The pin was carefully inserted so that both seam ends come together in one spot. I stab straight down through both points exactly, pinch it securely, then remove the pin so that I can insert it carefully at the slant needed to finish the pinning. If you stab it straight in, then rotate it down to finish the pinning, it will slide your fabrics ever-so-slightly - but that slight bit is enough to mess up your Y-join sometimes.

Even though it's a pain to start sewing at triangle ends, I find it infinitely easier to start on the clean end of the seam (and this time from the very edge), then work my way toward the meeting point, stopping at that pin. I can just see so much better to get that perfect join where all 3 seams meet.

Another thing - that seam's on the bias, so it'll stretch and get messy if you let the quilt's weight hang down and pull on it - especially if it's a big ol' queen or king! So make sure you've got your quilt all up on the table next to the machine bed.

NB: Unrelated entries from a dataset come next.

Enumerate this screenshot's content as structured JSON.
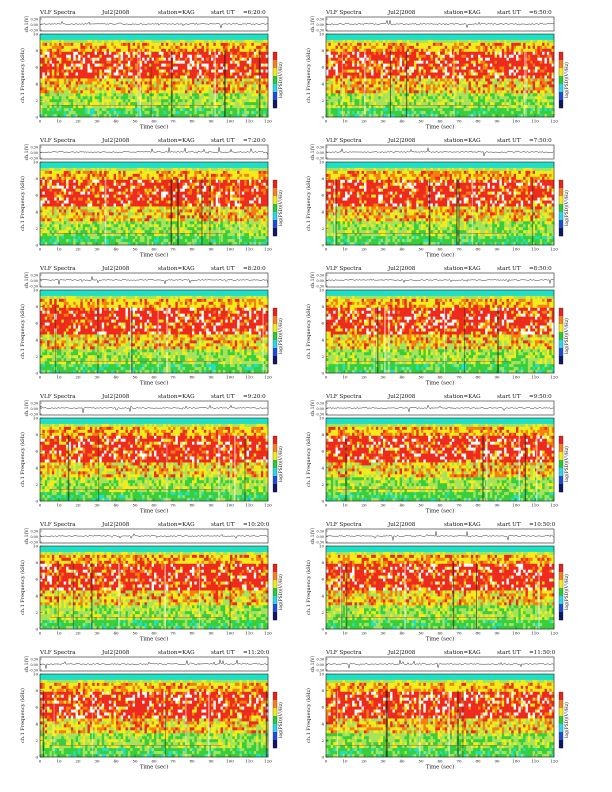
{
  "page": {
    "header_template": {
      "title": "VLF Spectra",
      "date": "Jul2|2008",
      "station": "station=KAG",
      "start_prefix": "start  UT"
    },
    "xlabel": "Time  (sec)",
    "ylabel_trace": "ch.1(V)",
    "ylabel_spec": "ch.1 Frequency (kHz)",
    "colorbar_label": "log(PSD)(V²/Hz)"
  },
  "palette": {
    "red": "#ee2a1e",
    "orange": "#f77f0f",
    "yellow": "#f3ec1a",
    "lightgreen": "#a6e35a",
    "green": "#37cf3d",
    "cyan": "#1fe0c6",
    "white": "#ffffff",
    "frame": "#222222",
    "trace": "#333333"
  },
  "chart_data": [
    {
      "type": "heatmap",
      "start_ut": "=6:20:0",
      "title": "VLF Spectra  Jul2|2008  station=KAG  start UT =6:20:0",
      "xlabel": "Time (sec)",
      "ylabel": "Frequency (kHz)",
      "xlim": [
        0,
        120
      ],
      "ylim": [
        0,
        10
      ],
      "x_ticks": [
        0,
        10,
        20,
        30,
        40,
        50,
        60,
        70,
        80,
        90,
        100,
        110,
        120
      ],
      "y_ticks": [
        0,
        2,
        4,
        6,
        8,
        10
      ],
      "trace": {
        "ylabel": "ch.1 (V)",
        "y_ticks": [
          "0.30",
          "0.00",
          "-0.30"
        ]
      },
      "colorbar": {
        "label": "log(PSD)(V²/Hz)",
        "colors": [
          "red",
          "orange",
          "yellow",
          "green",
          "cyan",
          "blue",
          "navy"
        ]
      }
    },
    {
      "type": "heatmap",
      "start_ut": "=6:50:0",
      "title": "VLF Spectra  Jul2|2008  station=KAG  start UT =6:50:0",
      "xlabel": "Time (sec)",
      "ylabel": "Frequency (kHz)",
      "xlim": [
        0,
        120
      ],
      "ylim": [
        0,
        10
      ],
      "x_ticks": [
        0,
        10,
        20,
        30,
        40,
        50,
        60,
        70,
        80,
        90,
        100,
        110,
        120
      ],
      "y_ticks": [
        0,
        2,
        4,
        6,
        8,
        10
      ],
      "trace": {
        "ylabel": "ch.1 (V)",
        "y_ticks": [
          "0.30",
          "0.00",
          "-0.30"
        ]
      },
      "colorbar": {
        "label": "log(PSD)(V²/Hz)",
        "colors": [
          "red",
          "orange",
          "yellow",
          "green",
          "cyan",
          "blue",
          "navy"
        ]
      }
    },
    {
      "type": "heatmap",
      "start_ut": "=7:20:0",
      "title": "VLF Spectra  Jul2|2008  station=KAG  start UT =7:20:0",
      "xlabel": "Time (sec)",
      "ylabel": "Frequency (kHz)",
      "xlim": [
        0,
        120
      ],
      "ylim": [
        0,
        10
      ],
      "x_ticks": [
        0,
        10,
        20,
        30,
        40,
        50,
        60,
        70,
        80,
        90,
        100,
        110,
        120
      ],
      "y_ticks": [
        0,
        2,
        4,
        6,
        8,
        10
      ],
      "trace": {
        "ylabel": "ch.1 (V)",
        "y_ticks": [
          "0.30",
          "0.00",
          "-0.30"
        ]
      },
      "colorbar": {
        "label": "log(PSD)(V²/Hz)",
        "colors": [
          "red",
          "orange",
          "yellow",
          "green",
          "cyan",
          "blue",
          "navy"
        ]
      }
    },
    {
      "type": "heatmap",
      "start_ut": "=7:50:0",
      "title": "VLF Spectra  Jul2|2008  station=KAG  start UT =7:50:0",
      "xlabel": "Time (sec)",
      "ylabel": "Frequency (kHz)",
      "xlim": [
        0,
        120
      ],
      "ylim": [
        0,
        10
      ],
      "x_ticks": [
        0,
        10,
        20,
        30,
        40,
        50,
        60,
        70,
        80,
        90,
        100,
        110,
        120
      ],
      "y_ticks": [
        0,
        2,
        4,
        6,
        8,
        10
      ],
      "trace": {
        "ylabel": "ch.1 (V)",
        "y_ticks": [
          "0.30",
          "0.00",
          "-0.30"
        ]
      },
      "colorbar": {
        "label": "log(PSD)(V²/Hz)",
        "colors": [
          "red",
          "orange",
          "yellow",
          "green",
          "cyan",
          "blue",
          "navy"
        ]
      }
    },
    {
      "type": "heatmap",
      "start_ut": "=8:20:0",
      "title": "VLF Spectra  Jul2|2008  station=KAG  start UT =8:20:0",
      "xlabel": "Time (sec)",
      "ylabel": "Frequency (kHz)",
      "xlim": [
        0,
        120
      ],
      "ylim": [
        0,
        10
      ],
      "x_ticks": [
        0,
        10,
        20,
        30,
        40,
        50,
        60,
        70,
        80,
        90,
        100,
        110,
        120
      ],
      "y_ticks": [
        0,
        2,
        4,
        6,
        8,
        10
      ],
      "trace": {
        "ylabel": "ch.1 (V)",
        "y_ticks": [
          "0.30",
          "0.00",
          "-0.30"
        ]
      },
      "colorbar": {
        "label": "log(PSD)(V²/Hz)",
        "colors": [
          "red",
          "orange",
          "yellow",
          "green",
          "cyan",
          "blue",
          "navy"
        ]
      }
    },
    {
      "type": "heatmap",
      "start_ut": "=8:50:0",
      "title": "VLF Spectra  Jul2|2008  station=KAG  start UT =8:50:0",
      "xlabel": "Time (sec)",
      "ylabel": "Frequency (kHz)",
      "xlim": [
        0,
        120
      ],
      "ylim": [
        0,
        10
      ],
      "x_ticks": [
        0,
        10,
        20,
        30,
        40,
        50,
        60,
        70,
        80,
        90,
        100,
        110,
        120
      ],
      "y_ticks": [
        0,
        2,
        4,
        6,
        8,
        10
      ],
      "trace": {
        "ylabel": "ch.1 (V)",
        "y_ticks": [
          "0.30",
          "0.00",
          "-0.30"
        ]
      },
      "colorbar": {
        "label": "log(PSD)(V²/Hz)",
        "colors": [
          "red",
          "orange",
          "yellow",
          "green",
          "cyan",
          "blue",
          "navy"
        ]
      }
    },
    {
      "type": "heatmap",
      "start_ut": "=9:20:0",
      "title": "VLF Spectra  Jul2|2008  station=KAG  start UT =9:20:0",
      "xlabel": "Time (sec)",
      "ylabel": "Frequency (kHz)",
      "xlim": [
        0,
        120
      ],
      "ylim": [
        0,
        10
      ],
      "x_ticks": [
        0,
        10,
        20,
        30,
        40,
        50,
        60,
        70,
        80,
        90,
        100,
        110,
        120
      ],
      "y_ticks": [
        0,
        2,
        4,
        6,
        8,
        10
      ],
      "trace": {
        "ylabel": "ch.1 (V)",
        "y_ticks": [
          "0.30",
          "0.00",
          "-0.30"
        ]
      },
      "colorbar": {
        "label": "log(PSD)(V²/Hz)",
        "colors": [
          "red",
          "orange",
          "yellow",
          "green",
          "cyan",
          "blue",
          "navy"
        ]
      }
    },
    {
      "type": "heatmap",
      "start_ut": "=9:50:0",
      "title": "VLF Spectra  Jul2|2008  station=KAG  start UT =9:50:0",
      "xlabel": "Time (sec)",
      "ylabel": "Frequency (kHz)",
      "xlim": [
        0,
        120
      ],
      "ylim": [
        0,
        10
      ],
      "x_ticks": [
        0,
        10,
        20,
        30,
        40,
        50,
        60,
        70,
        80,
        90,
        100,
        110,
        120
      ],
      "y_ticks": [
        0,
        2,
        4,
        6,
        8,
        10
      ],
      "trace": {
        "ylabel": "ch.1 (V)",
        "y_ticks": [
          "0.30",
          "0.00",
          "-0.30"
        ]
      },
      "colorbar": {
        "label": "log(PSD)(V²/Hz)",
        "colors": [
          "red",
          "orange",
          "yellow",
          "green",
          "cyan",
          "blue",
          "navy"
        ]
      }
    },
    {
      "type": "heatmap",
      "start_ut": "=10:20:0",
      "title": "VLF Spectra  Jul2|2008  station=KAG  start UT =10:20:0",
      "xlabel": "Time (sec)",
      "ylabel": "Frequency (kHz)",
      "xlim": [
        0,
        120
      ],
      "ylim": [
        0,
        10
      ],
      "x_ticks": [
        0,
        10,
        20,
        30,
        40,
        50,
        60,
        70,
        80,
        90,
        100,
        110,
        120
      ],
      "y_ticks": [
        0,
        2,
        4,
        6,
        8,
        10
      ],
      "trace": {
        "ylabel": "ch.1 (V)",
        "y_ticks": [
          "0.30",
          "0.00",
          "-0.30"
        ]
      },
      "colorbar": {
        "label": "log(PSD)(V²/Hz)",
        "colors": [
          "red",
          "orange",
          "yellow",
          "green",
          "cyan",
          "blue",
          "navy"
        ]
      }
    },
    {
      "type": "heatmap",
      "start_ut": "=10:50:0",
      "title": "VLF Spectra  Jul2|2008  station=KAG  start UT =10:50:0",
      "xlabel": "Time (sec)",
      "ylabel": "Frequency (kHz)",
      "xlim": [
        0,
        120
      ],
      "ylim": [
        0,
        10
      ],
      "x_ticks": [
        0,
        10,
        20,
        30,
        40,
        50,
        60,
        70,
        80,
        90,
        100,
        110,
        120
      ],
      "y_ticks": [
        0,
        2,
        4,
        6,
        8,
        10
      ],
      "trace": {
        "ylabel": "ch.1 (V)",
        "y_ticks": [
          "0.30",
          "0.00",
          "-0.30"
        ]
      },
      "colorbar": {
        "label": "log(PSD)(V²/Hz)",
        "colors": [
          "red",
          "orange",
          "yellow",
          "green",
          "cyan",
          "blue",
          "navy"
        ]
      }
    },
    {
      "type": "heatmap",
      "start_ut": "=11:20:0",
      "title": "VLF Spectra  Jul2|2008  station=KAG  start UT =11:20:0",
      "xlabel": "Time (sec)",
      "ylabel": "Frequency (kHz)",
      "xlim": [
        0,
        120
      ],
      "ylim": [
        0,
        10
      ],
      "x_ticks": [
        0,
        10,
        20,
        30,
        40,
        50,
        60,
        70,
        80,
        90,
        100,
        110,
        120
      ],
      "y_ticks": [
        0,
        2,
        4,
        6,
        8,
        10
      ],
      "trace": {
        "ylabel": "ch.1 (V)",
        "y_ticks": [
          "0.30",
          "0.00",
          "-0.30"
        ]
      },
      "colorbar": {
        "label": "log(PSD)(V²/Hz)",
        "colors": [
          "red",
          "orange",
          "yellow",
          "green",
          "cyan",
          "blue",
          "navy"
        ]
      }
    },
    {
      "type": "heatmap",
      "start_ut": "=11:50:0",
      "title": "VLF Spectra  Jul2|2008  station=KAG  start UT =11:50:0",
      "xlabel": "Time (sec)",
      "ylabel": "Frequency (kHz)",
      "xlim": [
        0,
        120
      ],
      "ylim": [
        0,
        10
      ],
      "x_ticks": [
        0,
        10,
        20,
        30,
        40,
        50,
        60,
        70,
        80,
        90,
        100,
        110,
        120
      ],
      "y_ticks": [
        0,
        2,
        4,
        6,
        8,
        10
      ],
      "trace": {
        "ylabel": "ch.1 (V)",
        "y_ticks": [
          "0.30",
          "0.00",
          "-0.30"
        ]
      },
      "colorbar": {
        "label": "log(PSD)(V²/Hz)",
        "colors": [
          "red",
          "orange",
          "yellow",
          "green",
          "cyan",
          "blue",
          "navy"
        ]
      }
    }
  ]
}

And Voila! You have a nice mitered border. :)   It's a real pain the first couple of times, but once you get practiced, these mitered borders and Y-seams won't intimidate you at all anymore.


 What have you guys done on BOMs or interval projects lately? Weeklies are welcome along with regular projects that you’ve broken into monthly units, and –of course- true BOMs.   Share your eye candy and show off your progress since the last time you linked up! There are some wonderful monthly and weekly projects going on out there. :D


  1. Great tutorial! I have always wanted to try a mitered border!

  2. Thanks for your tutorial! I'm going to make mitered borders on my next charity quilt to practice. Love the flimsie - congrats.
    Merry Christmas!

  3. I'm glad to see you didn't applique anything into those plain green spaces. I think that's a good eye-resting place, and the perfect spot for a great quilting design. The whole quilt looks great! I do believe I hear a sigh of relief that it's finished, or nearly so, right? Have a blessed Christmas.

  4. Thanks for the tutorial Lynn, I really want to have a go at this soon!

    Have a lovely Christmas and a great New Year.

  5. Thnaks for this tutorial.. I am going to try this soon in one of my quilt. I love this!

  6. Any hopes of finding a copy of the pattern?

  7. Any hopes of finding a copy of the pattern?